Streamline your Social Media. In order to spend less time on Facebook, I deleted the app, kept the Groups app and disabled notifications on my phone. So when I feel like engaging with people on Facebook when I am mobile I can do so in a very controlled manner. I try to stick with sites and apps that are very specific: MyFitnessPal only gives me health related updates while I make sure I am eating nutritious food. If you are looking for positivity, there is Happier – an online gratefulness journal. The Community over at Mama’s Hip is a positive, drama-free parenting message board. By keeping it specific, I am able to get what I need from social experience without wasting time or getting distracted.

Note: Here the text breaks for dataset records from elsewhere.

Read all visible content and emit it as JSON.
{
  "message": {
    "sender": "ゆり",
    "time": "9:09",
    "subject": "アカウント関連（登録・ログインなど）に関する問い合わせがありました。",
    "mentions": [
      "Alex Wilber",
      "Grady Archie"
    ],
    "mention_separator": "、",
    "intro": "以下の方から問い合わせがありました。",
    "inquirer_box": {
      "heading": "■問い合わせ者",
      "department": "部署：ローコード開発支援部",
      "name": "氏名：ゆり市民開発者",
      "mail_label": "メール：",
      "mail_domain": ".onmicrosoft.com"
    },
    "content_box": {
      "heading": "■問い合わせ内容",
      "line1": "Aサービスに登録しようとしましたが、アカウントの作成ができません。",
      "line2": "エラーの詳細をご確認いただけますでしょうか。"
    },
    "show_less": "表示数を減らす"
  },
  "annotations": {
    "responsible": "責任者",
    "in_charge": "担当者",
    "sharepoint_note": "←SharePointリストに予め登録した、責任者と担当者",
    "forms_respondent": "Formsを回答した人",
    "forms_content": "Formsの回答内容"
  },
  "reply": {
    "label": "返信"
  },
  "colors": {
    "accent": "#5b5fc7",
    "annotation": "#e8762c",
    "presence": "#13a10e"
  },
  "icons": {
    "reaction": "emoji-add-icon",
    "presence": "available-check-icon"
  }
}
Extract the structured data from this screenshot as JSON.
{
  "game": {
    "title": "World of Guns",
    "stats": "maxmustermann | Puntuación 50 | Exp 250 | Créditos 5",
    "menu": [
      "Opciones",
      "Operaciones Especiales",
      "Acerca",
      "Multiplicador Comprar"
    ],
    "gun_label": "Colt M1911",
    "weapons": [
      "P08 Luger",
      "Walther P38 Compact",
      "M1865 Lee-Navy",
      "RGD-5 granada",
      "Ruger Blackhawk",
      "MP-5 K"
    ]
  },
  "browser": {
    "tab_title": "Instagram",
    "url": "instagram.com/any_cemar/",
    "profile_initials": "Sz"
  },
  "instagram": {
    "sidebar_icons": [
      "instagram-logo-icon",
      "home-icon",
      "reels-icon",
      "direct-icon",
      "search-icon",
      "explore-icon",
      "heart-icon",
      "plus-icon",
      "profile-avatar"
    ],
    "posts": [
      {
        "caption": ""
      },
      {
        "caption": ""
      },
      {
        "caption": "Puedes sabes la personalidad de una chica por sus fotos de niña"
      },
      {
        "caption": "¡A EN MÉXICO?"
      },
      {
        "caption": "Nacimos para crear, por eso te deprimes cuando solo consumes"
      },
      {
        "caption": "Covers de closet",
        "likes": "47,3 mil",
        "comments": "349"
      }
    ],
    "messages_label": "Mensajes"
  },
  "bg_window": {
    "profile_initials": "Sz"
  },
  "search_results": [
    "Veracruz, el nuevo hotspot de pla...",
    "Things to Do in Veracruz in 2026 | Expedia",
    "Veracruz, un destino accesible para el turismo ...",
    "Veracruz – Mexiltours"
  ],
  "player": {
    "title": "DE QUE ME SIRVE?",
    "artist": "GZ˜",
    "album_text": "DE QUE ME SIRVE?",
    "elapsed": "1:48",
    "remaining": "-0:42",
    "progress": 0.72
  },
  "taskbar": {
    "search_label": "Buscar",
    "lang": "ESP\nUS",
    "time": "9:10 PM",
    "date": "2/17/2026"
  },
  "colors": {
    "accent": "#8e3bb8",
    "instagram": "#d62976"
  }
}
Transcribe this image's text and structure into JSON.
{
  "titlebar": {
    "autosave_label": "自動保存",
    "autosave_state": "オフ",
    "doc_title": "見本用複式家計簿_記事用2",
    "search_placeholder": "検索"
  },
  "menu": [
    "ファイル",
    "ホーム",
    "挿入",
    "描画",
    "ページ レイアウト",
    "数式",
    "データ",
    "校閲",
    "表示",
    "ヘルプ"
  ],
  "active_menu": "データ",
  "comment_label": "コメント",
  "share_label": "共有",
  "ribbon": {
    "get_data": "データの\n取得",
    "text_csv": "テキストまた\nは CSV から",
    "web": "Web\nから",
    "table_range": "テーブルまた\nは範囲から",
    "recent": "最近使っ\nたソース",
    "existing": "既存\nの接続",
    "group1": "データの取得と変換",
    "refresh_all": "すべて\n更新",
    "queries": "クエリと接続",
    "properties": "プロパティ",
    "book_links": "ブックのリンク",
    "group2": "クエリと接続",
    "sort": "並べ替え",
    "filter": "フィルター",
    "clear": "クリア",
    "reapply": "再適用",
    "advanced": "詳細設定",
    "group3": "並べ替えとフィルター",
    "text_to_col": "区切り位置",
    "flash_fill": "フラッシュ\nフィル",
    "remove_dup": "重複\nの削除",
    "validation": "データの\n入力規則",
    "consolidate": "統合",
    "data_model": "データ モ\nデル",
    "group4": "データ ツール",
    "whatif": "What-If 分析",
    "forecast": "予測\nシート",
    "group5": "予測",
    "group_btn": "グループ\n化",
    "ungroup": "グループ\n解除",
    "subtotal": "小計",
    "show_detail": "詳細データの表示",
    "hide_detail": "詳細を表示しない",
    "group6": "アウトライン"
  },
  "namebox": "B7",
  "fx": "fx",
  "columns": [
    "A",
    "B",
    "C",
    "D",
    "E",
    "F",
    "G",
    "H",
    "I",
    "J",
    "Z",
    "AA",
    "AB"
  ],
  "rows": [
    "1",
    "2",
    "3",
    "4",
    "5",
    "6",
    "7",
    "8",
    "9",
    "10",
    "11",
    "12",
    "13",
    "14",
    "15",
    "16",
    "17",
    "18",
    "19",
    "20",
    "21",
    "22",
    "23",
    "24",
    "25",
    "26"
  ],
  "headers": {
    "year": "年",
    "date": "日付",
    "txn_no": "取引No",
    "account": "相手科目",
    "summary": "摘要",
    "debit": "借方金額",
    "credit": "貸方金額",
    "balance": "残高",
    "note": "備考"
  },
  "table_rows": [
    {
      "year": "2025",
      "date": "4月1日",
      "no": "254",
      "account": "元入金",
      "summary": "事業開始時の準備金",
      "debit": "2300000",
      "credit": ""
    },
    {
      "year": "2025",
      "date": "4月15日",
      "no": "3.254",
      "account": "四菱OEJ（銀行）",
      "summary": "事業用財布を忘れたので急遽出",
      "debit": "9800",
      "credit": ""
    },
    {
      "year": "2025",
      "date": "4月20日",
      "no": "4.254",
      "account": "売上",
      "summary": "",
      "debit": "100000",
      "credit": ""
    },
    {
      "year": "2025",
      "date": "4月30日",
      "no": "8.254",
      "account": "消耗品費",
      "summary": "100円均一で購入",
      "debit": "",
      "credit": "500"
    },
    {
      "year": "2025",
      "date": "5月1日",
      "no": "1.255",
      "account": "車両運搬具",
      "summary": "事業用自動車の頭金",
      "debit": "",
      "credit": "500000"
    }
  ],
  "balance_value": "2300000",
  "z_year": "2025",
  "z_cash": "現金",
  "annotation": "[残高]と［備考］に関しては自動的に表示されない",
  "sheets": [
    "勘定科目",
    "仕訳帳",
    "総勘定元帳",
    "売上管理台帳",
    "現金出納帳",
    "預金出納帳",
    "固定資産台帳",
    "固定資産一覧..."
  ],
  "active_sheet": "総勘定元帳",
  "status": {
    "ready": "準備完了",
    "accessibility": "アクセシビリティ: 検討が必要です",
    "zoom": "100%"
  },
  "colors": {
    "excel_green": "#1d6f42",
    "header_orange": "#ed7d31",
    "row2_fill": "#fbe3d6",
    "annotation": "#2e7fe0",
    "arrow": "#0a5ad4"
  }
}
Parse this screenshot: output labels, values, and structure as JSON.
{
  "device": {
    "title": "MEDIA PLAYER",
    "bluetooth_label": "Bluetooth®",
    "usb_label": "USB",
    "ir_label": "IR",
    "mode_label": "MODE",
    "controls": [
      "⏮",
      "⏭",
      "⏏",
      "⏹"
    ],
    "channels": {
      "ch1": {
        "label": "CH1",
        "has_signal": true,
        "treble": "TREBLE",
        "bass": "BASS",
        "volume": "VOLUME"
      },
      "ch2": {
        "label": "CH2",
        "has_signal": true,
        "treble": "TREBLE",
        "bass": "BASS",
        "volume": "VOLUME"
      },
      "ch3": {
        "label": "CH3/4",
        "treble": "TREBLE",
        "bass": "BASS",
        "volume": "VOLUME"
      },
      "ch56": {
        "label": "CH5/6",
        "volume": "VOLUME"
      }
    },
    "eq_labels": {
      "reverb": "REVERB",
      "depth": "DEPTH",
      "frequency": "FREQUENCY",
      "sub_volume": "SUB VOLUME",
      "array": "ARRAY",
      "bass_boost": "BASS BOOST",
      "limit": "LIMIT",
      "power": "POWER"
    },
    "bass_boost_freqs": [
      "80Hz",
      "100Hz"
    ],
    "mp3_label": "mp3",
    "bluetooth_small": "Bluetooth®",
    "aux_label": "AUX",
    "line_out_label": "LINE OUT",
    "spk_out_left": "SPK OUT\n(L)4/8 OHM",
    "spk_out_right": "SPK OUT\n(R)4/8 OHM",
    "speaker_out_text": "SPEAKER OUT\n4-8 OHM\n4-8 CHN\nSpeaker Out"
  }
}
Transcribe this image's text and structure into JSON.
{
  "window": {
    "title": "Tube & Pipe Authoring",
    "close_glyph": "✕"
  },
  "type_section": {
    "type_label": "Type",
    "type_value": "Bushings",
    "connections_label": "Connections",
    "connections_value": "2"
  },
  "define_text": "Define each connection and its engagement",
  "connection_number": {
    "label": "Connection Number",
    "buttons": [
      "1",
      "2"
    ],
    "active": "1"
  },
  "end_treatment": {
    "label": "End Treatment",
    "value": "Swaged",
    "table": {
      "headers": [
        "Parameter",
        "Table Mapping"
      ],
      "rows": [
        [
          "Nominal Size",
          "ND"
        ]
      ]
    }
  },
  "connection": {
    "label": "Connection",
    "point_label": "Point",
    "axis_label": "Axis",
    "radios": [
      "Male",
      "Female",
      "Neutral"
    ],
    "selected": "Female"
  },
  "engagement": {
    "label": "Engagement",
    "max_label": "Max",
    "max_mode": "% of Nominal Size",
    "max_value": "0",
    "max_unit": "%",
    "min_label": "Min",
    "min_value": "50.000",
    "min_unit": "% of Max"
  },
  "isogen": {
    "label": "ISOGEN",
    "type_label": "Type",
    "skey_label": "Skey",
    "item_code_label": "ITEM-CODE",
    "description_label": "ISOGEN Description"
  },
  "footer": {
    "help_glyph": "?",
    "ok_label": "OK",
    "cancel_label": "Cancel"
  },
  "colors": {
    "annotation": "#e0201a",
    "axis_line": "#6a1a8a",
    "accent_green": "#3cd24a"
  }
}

Parent Yourself. I don’t allow my children to just sit around in front of screens all day, if I can say no to those sweet, cherubic faces, I can certainly say no to my own. But I need a little help. I have added StayFocusd to Chrome, which allows me to limit the time I spend on websites that I select per day. Right now I have Facebook, Reddit, Imgur and Pinterest set to 10 minutes per day on my computer. On my phone I enable the restrictions and block Safari so I can’t get to the aforementioned websites . Yes, all I have to do is disable restrictions and I could be back on, but the annoyance of doing that is generally enough of a reminder to stop me in my tracks.
Doing these things has lessened my stress ten-fold. Suddenly, there seems to be plenty of time to get what I need and much of what I want accomplished. At the end of the day, I feel like I have done something. My life is not neglected, it is purposeful – even if sometimes that purpose is just watching Doctor Who with a couple of kids at the end of the day – and my time was not wasted.